Afterwards, Tidus attempts to engineer some girl on girl action in a bizarre skidoo-based
Yikes
conversation with Lulu. I quote, verbatim: "So, what do you think of Rikku?" "She's fun to have around." "Is that all?" "Well, I wasn't going to say anything, but sometimes, when she bends over to mix items, I find myself imagining what it would be like to tear those little frilly hotpants off with my teeth." Okay, so they edited that last part out of the actual game, but that's definitely the way that conversation was heading.

And finally, after the protracted walk up to the impressive Macalania temple, we're met with the 'shocking' news that Seymour is actually a Patricidal nutjob intent on enslaving the known world. None of us saw that coming, did we?

Sunday, 12 July 2009

Final Fantasy X - 14 hours in

Ah, Tidus, the prepubescent Aryan posterboy we've come to expect from the FF franchise and you're no exception with your terrifyingly defined pecs, oddly tailored clothes and gravity-defying hair. After playing for just over a week, the game play counter informs me I have played for fourteen hours. I refuse to believe it. I don't have that much down time during the week, let alone to fritter away on games. I'm a casual gamer, casual, so it can't possibly be fourteen hours.

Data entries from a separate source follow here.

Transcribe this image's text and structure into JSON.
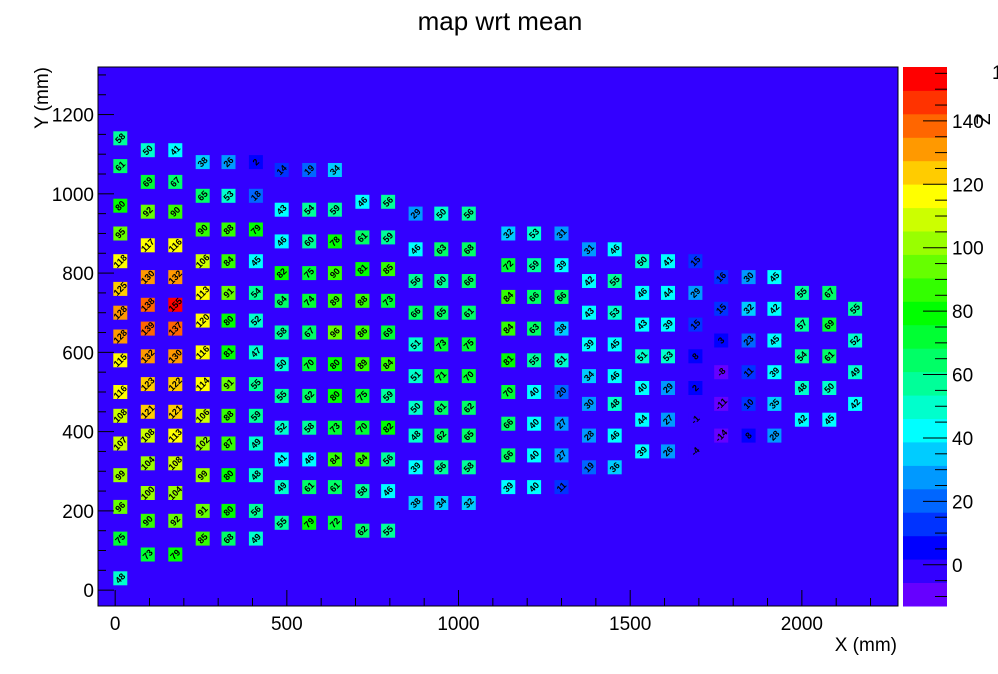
{
  "chart_data": {
    "type": "heatmap",
    "title": "map wrt mean",
    "xlabel": "X (mm)",
    "ylabel": "Y (mm)",
    "zlabel": "Z",
    "xlim": [
      -50,
      2280
    ],
    "ylim": [
      -40,
      1320
    ],
    "zlim": [
      -13,
      157
    ],
    "x_ticks": [
      0,
      500,
      1000,
      1500,
      2000
    ],
    "y_ticks": [
      0,
      200,
      400,
      600,
      800,
      1000,
      1200
    ],
    "z_ticks": [
      0,
      20,
      40,
      60,
      80,
      100,
      120,
      140
    ],
    "z_top_label": "1",
    "background_color": "#3300ff",
    "palette": [
      "#6600ff",
      "#3300ff",
      "#0000ff",
      "#0033ff",
      "#0066ff",
      "#0099ff",
      "#00ccff",
      "#00ffff",
      "#00ffcc",
      "#00ff99",
      "#00ff66",
      "#00ff33",
      "#00ff00",
      "#33ff00",
      "#66ff00",
      "#99ff00",
      "#ccff00",
      "#ffff00",
      "#ffcc00",
      "#ff9900",
      "#ff6600",
      "#ff3300",
      "#ff0000"
    ],
    "columns": [
      {
        "x": 15,
        "cells": [
          [
            1140,
            58
          ],
          [
            1070,
            61
          ],
          [
            970,
            80
          ],
          [
            900,
            95
          ],
          [
            830,
            118
          ],
          [
            760,
            125
          ],
          [
            700,
            128
          ],
          [
            640,
            128
          ],
          [
            580,
            115
          ],
          [
            500,
            116
          ],
          [
            440,
            108
          ],
          [
            370,
            107
          ],
          [
            290,
            99
          ],
          [
            210,
            96
          ],
          [
            130,
            75
          ],
          [
            30,
            48
          ]
        ]
      },
      {
        "x": 95,
        "cells": [
          [
            1110,
            50
          ],
          [
            1030,
            69
          ],
          [
            955,
            92
          ],
          [
            870,
            117
          ],
          [
            790,
            130
          ],
          [
            720,
            138
          ],
          [
            660,
            139
          ],
          [
            590,
            132
          ],
          [
            520,
            123
          ],
          [
            450,
            121
          ],
          [
            390,
            108
          ],
          [
            320,
            104
          ],
          [
            245,
            100
          ],
          [
            175,
            90
          ],
          [
            90,
            73
          ]
        ]
      },
      {
        "x": 175,
        "cells": [
          [
            1110,
            41
          ],
          [
            1030,
            67
          ],
          [
            955,
            90
          ],
          [
            870,
            116
          ],
          [
            790,
            132
          ],
          [
            720,
            155
          ],
          [
            660,
            137
          ],
          [
            590,
            130
          ],
          [
            520,
            122
          ],
          [
            450,
            121
          ],
          [
            390,
            113
          ],
          [
            320,
            108
          ],
          [
            245,
            104
          ],
          [
            175,
            92
          ],
          [
            90,
            79
          ]
        ]
      },
      {
        "x": 255,
        "cells": [
          [
            1080,
            38
          ],
          [
            995,
            65
          ],
          [
            910,
            90
          ],
          [
            830,
            106
          ],
          [
            750,
            113
          ],
          [
            680,
            120
          ],
          [
            600,
            116
          ],
          [
            520,
            114
          ],
          [
            440,
            106
          ],
          [
            370,
            102
          ],
          [
            290,
            99
          ],
          [
            200,
            91
          ],
          [
            130,
            85
          ]
        ]
      },
      {
        "x": 330,
        "cells": [
          [
            1080,
            26
          ],
          [
            995,
            53
          ],
          [
            910,
            88
          ],
          [
            830,
            84
          ],
          [
            750,
            91
          ],
          [
            680,
            80
          ],
          [
            600,
            81
          ],
          [
            520,
            91
          ],
          [
            440,
            88
          ],
          [
            370,
            87
          ],
          [
            290,
            80
          ],
          [
            200,
            80
          ],
          [
            130,
            68
          ]
        ]
      },
      {
        "x": 410,
        "cells": [
          [
            1080,
            2
          ],
          [
            995,
            18
          ],
          [
            910,
            79
          ],
          [
            830,
            45
          ],
          [
            750,
            54
          ],
          [
            680,
            52
          ],
          [
            600,
            47
          ],
          [
            520,
            55
          ],
          [
            440,
            59
          ],
          [
            370,
            49
          ],
          [
            290,
            48
          ],
          [
            200,
            56
          ],
          [
            130,
            49
          ]
        ]
      },
      {
        "x": 485,
        "cells": [
          [
            1060,
            14
          ],
          [
            960,
            43
          ],
          [
            880,
            46
          ],
          [
            800,
            82
          ],
          [
            730,
            64
          ],
          [
            650,
            58
          ],
          [
            570,
            50
          ],
          [
            490,
            55
          ],
          [
            410,
            52
          ],
          [
            330,
            41
          ],
          [
            260,
            49
          ],
          [
            170,
            55
          ]
        ]
      },
      {
        "x": 565,
        "cells": [
          [
            1060,
            19
          ],
          [
            960,
            54
          ],
          [
            880,
            60
          ],
          [
            800,
            75
          ],
          [
            730,
            74
          ],
          [
            650,
            67
          ],
          [
            570,
            70
          ],
          [
            490,
            62
          ],
          [
            410,
            58
          ],
          [
            330,
            46
          ],
          [
            260,
            61
          ],
          [
            170,
            79
          ]
        ]
      },
      {
        "x": 640,
        "cells": [
          [
            1060,
            34
          ],
          [
            960,
            59
          ],
          [
            880,
            78
          ],
          [
            800,
            90
          ],
          [
            730,
            89
          ],
          [
            650,
            96
          ],
          [
            570,
            80
          ],
          [
            490,
            80
          ],
          [
            410,
            73
          ],
          [
            330,
            84
          ],
          [
            260,
            61
          ],
          [
            170,
            72
          ]
        ]
      },
      {
        "x": 720,
        "cells": [
          [
            980,
            46
          ],
          [
            890,
            61
          ],
          [
            810,
            81
          ],
          [
            730,
            88
          ],
          [
            650,
            86
          ],
          [
            570,
            89
          ],
          [
            490,
            75
          ],
          [
            410,
            70
          ],
          [
            330,
            84
          ],
          [
            250,
            58
          ],
          [
            150,
            62
          ]
        ]
      },
      {
        "x": 795,
        "cells": [
          [
            980,
            56
          ],
          [
            890,
            59
          ],
          [
            810,
            85
          ],
          [
            730,
            73
          ],
          [
            650,
            69
          ],
          [
            570,
            84
          ],
          [
            490,
            59
          ],
          [
            410,
            82
          ],
          [
            330,
            56
          ],
          [
            250,
            46
          ],
          [
            150,
            55
          ]
        ]
      },
      {
        "x": 875,
        "cells": [
          [
            950,
            29
          ],
          [
            860,
            46
          ],
          [
            780,
            56
          ],
          [
            700,
            66
          ],
          [
            620,
            51
          ],
          [
            540,
            51
          ],
          [
            460,
            50
          ],
          [
            390,
            48
          ],
          [
            310,
            39
          ],
          [
            220,
            38
          ]
        ]
      },
      {
        "x": 950,
        "cells": [
          [
            950,
            50
          ],
          [
            860,
            63
          ],
          [
            780,
            60
          ],
          [
            700,
            65
          ],
          [
            620,
            73
          ],
          [
            540,
            71
          ],
          [
            460,
            61
          ],
          [
            390,
            62
          ],
          [
            310,
            56
          ],
          [
            220,
            34
          ]
        ]
      },
      {
        "x": 1030,
        "cells": [
          [
            950,
            56
          ],
          [
            860,
            68
          ],
          [
            780,
            66
          ],
          [
            700,
            61
          ],
          [
            620,
            75
          ],
          [
            540,
            70
          ],
          [
            460,
            62
          ],
          [
            390,
            65
          ],
          [
            310,
            58
          ],
          [
            220,
            32
          ]
        ]
      },
      {
        "x": 1145,
        "cells": [
          [
            900,
            32
          ],
          [
            820,
            72
          ],
          [
            740,
            84
          ],
          [
            660,
            84
          ],
          [
            580,
            81
          ],
          [
            500,
            70
          ],
          [
            420,
            66
          ],
          [
            340,
            66
          ],
          [
            260,
            39
          ]
        ]
      },
      {
        "x": 1220,
        "cells": [
          [
            900,
            53
          ],
          [
            820,
            59
          ],
          [
            740,
            66
          ],
          [
            660,
            63
          ],
          [
            580,
            55
          ],
          [
            500,
            40
          ],
          [
            420,
            40
          ],
          [
            340,
            40
          ],
          [
            260,
            40
          ]
        ]
      },
      {
        "x": 1300,
        "cells": [
          [
            900,
            31
          ],
          [
            820,
            39
          ],
          [
            740,
            66
          ],
          [
            660,
            38
          ],
          [
            580,
            51
          ],
          [
            500,
            20
          ],
          [
            420,
            27
          ],
          [
            340,
            27
          ],
          [
            260,
            11
          ]
        ]
      },
      {
        "x": 1380,
        "cells": [
          [
            860,
            31
          ],
          [
            780,
            42
          ],
          [
            700,
            43
          ],
          [
            620,
            39
          ],
          [
            540,
            34
          ],
          [
            470,
            30
          ],
          [
            390,
            28
          ],
          [
            310,
            19
          ]
        ]
      },
      {
        "x": 1455,
        "cells": [
          [
            860,
            46
          ],
          [
            780,
            55
          ],
          [
            700,
            53
          ],
          [
            620,
            45
          ],
          [
            540,
            46
          ],
          [
            470,
            48
          ],
          [
            390,
            46
          ],
          [
            310,
            36
          ]
        ]
      },
      {
        "x": 1535,
        "cells": [
          [
            830,
            50
          ],
          [
            750,
            46
          ],
          [
            670,
            43
          ],
          [
            590,
            51
          ],
          [
            510,
            40
          ],
          [
            430,
            44
          ],
          [
            350,
            39
          ]
        ]
      },
      {
        "x": 1610,
        "cells": [
          [
            830,
            41
          ],
          [
            750,
            44
          ],
          [
            670,
            39
          ],
          [
            590,
            53
          ],
          [
            510,
            29
          ],
          [
            430,
            27
          ],
          [
            350,
            26
          ]
        ]
      },
      {
        "x": 1690,
        "cells": [
          [
            830,
            15
          ],
          [
            750,
            29
          ],
          [
            670,
            15
          ],
          [
            590,
            8
          ],
          [
            510,
            2
          ],
          [
            430,
            -1
          ],
          [
            350,
            -4
          ]
        ]
      },
      {
        "x": 1765,
        "cells": [
          [
            790,
            16
          ],
          [
            710,
            15
          ],
          [
            630,
            3
          ],
          [
            550,
            -8
          ],
          [
            470,
            -11
          ],
          [
            390,
            -14
          ]
        ]
      },
      {
        "x": 1845,
        "cells": [
          [
            790,
            30
          ],
          [
            710,
            32
          ],
          [
            630,
            23
          ],
          [
            550,
            11
          ],
          [
            470,
            10
          ],
          [
            390,
            8
          ]
        ]
      },
      {
        "x": 1920,
        "cells": [
          [
            790,
            45
          ],
          [
            710,
            42
          ],
          [
            630,
            45
          ],
          [
            550,
            39
          ],
          [
            470,
            35
          ],
          [
            390,
            28
          ]
        ]
      },
      {
        "x": 2000,
        "cells": [
          [
            750,
            55
          ],
          [
            670,
            57
          ],
          [
            590,
            54
          ],
          [
            510,
            48
          ],
          [
            430,
            42
          ]
        ]
      },
      {
        "x": 2080,
        "cells": [
          [
            750,
            67
          ],
          [
            670,
            69
          ],
          [
            590,
            61
          ],
          [
            510,
            50
          ],
          [
            430,
            45
          ]
        ]
      },
      {
        "x": 2155,
        "cells": [
          [
            710,
            55
          ],
          [
            630,
            52
          ],
          [
            550,
            49
          ],
          [
            470,
            42
          ]
        ]
      }
    ]
  }
}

Anyway, within the first few I was all misty eyed, basking in the glory of Squaresoft's incredible production values which, in the cut scenes at least, still hold up seven years after UK release. Okay, so the motion capture now looks pretty shonky, with Tidus's flailing arms making him seem like he's valiantly battling a stroke every time he tries to emote, but the image of the Blitzball sphere slowly filling with water is a beautiful one that would shame the visual effects of many a current hollywood blockbuster.

Speaking of crap emoting, I had looked back on this game with rose-tinted spectacles, thinking it a shining beacon of decent voice acting in a medium usually mired in. stilted. speech. But I had forgotten about the staggeringly bad Kirk-like inflections employed by Yuna. I IMBD'd the voice artist, Hedy Burress. Oddly enough, she's never been in anything that wasn't shit.

I had also forgotten that FFX was created in a different time, a simpler time before women were employed in the game industry. A time when it was perfectly okay for one character to be little more than a pair of breasts that do magic. Why not go the whole hog with Lulu's victory move and have her squeeze them together and give the nips a quick lick?


Ah, and I also made a mistake that I remember making when I played this originally (I borrowed it from a friend in 2003 - I didn't buy it, it's within the rules!) and hired Ropp for Blitzball even though he's as much use as a sack of spanners would be in a watery environment.
Also got over excited in the battle with Belgamene and thought 'Nah, my Valefor can do her Ifrit no problem' and got filled in. Again.